# Quiet Vac Pumps



## pa_friendly_guy_here2001 (Nov 2, 2010)

Hello everyone, I have a 86 Ponti Fiero Electric that I bought used from a guy in WVa. The vac pump that runs the power brakes is shot and I need a new one. I know that there are alot of different manufacues and brands of 12 volt vac pumps out there but I am looking for a very quiet pump. All of the ones I have seen on the conversions here in Pa have been fairly noisy. If no one knows of a very quiet pump, then I guess a cheap noisy one would be my 2nd choise. Thanks for any imput you might have for me. Doug


----------



## O'Zeeke (Mar 9, 2008)

pa_friendly_guy_here2001 said:


> Hello everyone, I have a 86 Ponti Fiero Electric that I bought used from a guy in WVa. The vac pump that runs the power brakes is shot and I need a new one. I know that there are alot of different manufacues and brands of 12 volt vac pumps out there but I am looking for a very quiet pump. All of the ones I have seen on the conversions here in Pa have been fairly noisy. If no one knows of a very quiet pump, then I guess a cheap noisy one would be my 2nd choise. Thanks for any imput you might have for me. Doug


Hi pa friendly guy, welcome to the forum. I have a Thomas and it's way loud so you might want to toss that one off your list. Look at rctous's thread here http://www.diyelectriccar.com/forums/showthread.php?t=35419&highlight=rctous where he put the pump inside the vac tank to cut down the db.


----------



## DIYguy (Sep 18, 2008)

MES-DEA.. u can buy it from Metricmind... http://www.metricmind.com/

58 dBA.... purported to be the quietest pump. I have one. I don't know about all the others... but I've heard a lot of complaints. This is a good unit.

Cheers.


----------



## pa_friendly_guy_here2001 (Nov 2, 2010)

O'Zeeke said:


> Hi pa friendly guy, welcome to the forum. I have a Thomas and it's way loud so you might want to toss that one off your list. Look at rctous's thread here http://www.diyelectriccar.com/forums/showthread.php?t=35419&highlight=rctous where he put the pump inside the vac tank to cut down the db.

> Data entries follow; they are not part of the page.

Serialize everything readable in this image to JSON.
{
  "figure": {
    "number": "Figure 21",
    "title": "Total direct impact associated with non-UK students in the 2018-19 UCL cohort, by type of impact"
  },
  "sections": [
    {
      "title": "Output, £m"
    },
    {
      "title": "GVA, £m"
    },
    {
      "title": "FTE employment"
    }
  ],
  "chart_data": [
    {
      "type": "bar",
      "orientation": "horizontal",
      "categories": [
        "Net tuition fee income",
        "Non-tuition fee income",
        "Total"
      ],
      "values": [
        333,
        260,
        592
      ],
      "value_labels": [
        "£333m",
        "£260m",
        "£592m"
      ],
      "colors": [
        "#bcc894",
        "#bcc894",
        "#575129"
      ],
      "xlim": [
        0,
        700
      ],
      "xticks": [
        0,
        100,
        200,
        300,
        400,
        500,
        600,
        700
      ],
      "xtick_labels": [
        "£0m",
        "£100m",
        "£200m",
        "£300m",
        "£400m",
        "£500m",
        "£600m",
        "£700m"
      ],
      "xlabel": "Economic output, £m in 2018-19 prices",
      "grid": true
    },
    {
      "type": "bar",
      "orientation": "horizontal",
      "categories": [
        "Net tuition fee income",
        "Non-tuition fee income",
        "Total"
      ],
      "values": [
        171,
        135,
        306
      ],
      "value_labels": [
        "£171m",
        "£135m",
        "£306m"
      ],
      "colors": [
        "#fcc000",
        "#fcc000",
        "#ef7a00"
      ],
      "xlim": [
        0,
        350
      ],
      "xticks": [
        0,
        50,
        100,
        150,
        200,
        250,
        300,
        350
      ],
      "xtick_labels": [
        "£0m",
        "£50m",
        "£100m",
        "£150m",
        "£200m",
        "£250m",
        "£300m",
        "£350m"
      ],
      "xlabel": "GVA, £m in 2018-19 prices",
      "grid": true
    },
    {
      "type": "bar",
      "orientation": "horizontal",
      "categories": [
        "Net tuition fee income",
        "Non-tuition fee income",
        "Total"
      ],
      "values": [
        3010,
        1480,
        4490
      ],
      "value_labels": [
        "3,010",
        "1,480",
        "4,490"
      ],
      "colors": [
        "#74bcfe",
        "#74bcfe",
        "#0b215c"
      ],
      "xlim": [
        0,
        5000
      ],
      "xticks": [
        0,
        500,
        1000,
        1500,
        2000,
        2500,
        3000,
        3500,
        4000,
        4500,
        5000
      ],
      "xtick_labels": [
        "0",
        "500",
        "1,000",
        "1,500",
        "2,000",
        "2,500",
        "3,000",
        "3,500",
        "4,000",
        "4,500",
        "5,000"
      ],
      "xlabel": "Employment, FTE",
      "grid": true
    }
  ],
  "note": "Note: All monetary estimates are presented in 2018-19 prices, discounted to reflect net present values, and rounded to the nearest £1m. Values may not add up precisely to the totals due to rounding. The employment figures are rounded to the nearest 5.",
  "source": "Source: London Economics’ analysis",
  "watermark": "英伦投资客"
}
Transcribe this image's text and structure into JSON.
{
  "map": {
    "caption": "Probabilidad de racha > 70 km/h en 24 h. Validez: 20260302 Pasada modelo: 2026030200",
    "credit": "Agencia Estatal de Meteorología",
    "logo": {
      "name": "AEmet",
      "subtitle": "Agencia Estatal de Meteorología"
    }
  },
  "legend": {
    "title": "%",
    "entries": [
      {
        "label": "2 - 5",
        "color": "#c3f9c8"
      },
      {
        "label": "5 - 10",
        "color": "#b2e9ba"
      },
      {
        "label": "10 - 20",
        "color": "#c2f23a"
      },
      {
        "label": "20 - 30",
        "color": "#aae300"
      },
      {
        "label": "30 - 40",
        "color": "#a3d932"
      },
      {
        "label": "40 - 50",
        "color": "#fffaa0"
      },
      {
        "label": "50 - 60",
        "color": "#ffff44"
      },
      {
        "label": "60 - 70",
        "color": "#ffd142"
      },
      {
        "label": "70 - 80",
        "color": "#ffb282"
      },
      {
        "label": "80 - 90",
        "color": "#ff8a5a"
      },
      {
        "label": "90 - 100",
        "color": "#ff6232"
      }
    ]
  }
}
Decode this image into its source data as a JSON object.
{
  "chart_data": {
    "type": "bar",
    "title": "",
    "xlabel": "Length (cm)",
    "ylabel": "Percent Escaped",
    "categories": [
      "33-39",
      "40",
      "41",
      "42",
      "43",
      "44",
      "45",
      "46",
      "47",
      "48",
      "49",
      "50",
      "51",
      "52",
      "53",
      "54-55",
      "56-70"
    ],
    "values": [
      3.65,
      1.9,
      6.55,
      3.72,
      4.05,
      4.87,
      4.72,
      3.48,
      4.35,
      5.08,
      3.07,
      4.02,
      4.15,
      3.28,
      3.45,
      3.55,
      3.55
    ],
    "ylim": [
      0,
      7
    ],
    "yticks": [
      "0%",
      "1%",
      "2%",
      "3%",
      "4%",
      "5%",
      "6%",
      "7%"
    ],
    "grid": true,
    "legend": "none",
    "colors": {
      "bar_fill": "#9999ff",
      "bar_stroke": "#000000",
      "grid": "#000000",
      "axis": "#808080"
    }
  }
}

Thanks for the imput. I really appreciate any replys


----------



## RKM (Jun 9, 2008)

I have been using the pump and reservoir kit that O'Zeeke refers to in his post above. rctous (aka Brian) has put together a nice, economical pump kit. It's been working well for over 9 months. I can't compare the noise level to the MES-DEA pump used by DIYguy. I suspect the MES-DEA is likely quieter and is also likely higher quality. It is also 2-3X the price.

The noise level is not objectionable, though I did add a pseudo muffler to it (foam placed over the exhaust port). I'd use this again. The photo shows the foam on the end of the reservoir. The pump is inside the reservoir.

Rob


----------



## dtbaker (Jan 5, 2008)

I think it is more important where you mount it. If on the firewall or fender, you get almost an amplification like a drumhead. I mounted mine to a bracket on the motor mount.... double isolation, and almost silent from inside.

HOWEVER, I did learn that you need to mount with with feet close to horizontal, or the vibration snaps off the mounting screws pretty quick. My second quick fix after bolts sheared because I had mounted at an angle was to suspend the body of the pump in a 'cradle' made from that pipe fitters metal strip stuff... vibration of pump was totally idolated from car and almost silent from inside.


----------



## PTCruisin (Nov 19, 2009)

I bought a Volvo vac pump from Dimitri here on the forum and it is very quiet. I mounted it to hang vertically from a bracket attached to the firewall with rubber bushings on all the mounting bolts. I only hear it when the car is not moving and the radio is off. Otherwise I don't notice it. I'm not at home right now so I can't give you the model number until I return next week.


----------



## PhantomPholly (Aug 20, 2008)

Most small aircraft have engine-driven vacuum pumps (to spin the attitude gyros). I imagine they are quiet, but since aircraft don't generally have mufflers I can't say for certain.


----------



## tomofreno (Mar 3, 2009)

You might check this thread in this same forum:
http://www.diyelectriccar.com/forums/showthread.php/brake-vacuum-pump-vw-audi-experiencei-45605.html
Would be inexpensive, and I would guess quiet - could query the people on the thread.


----------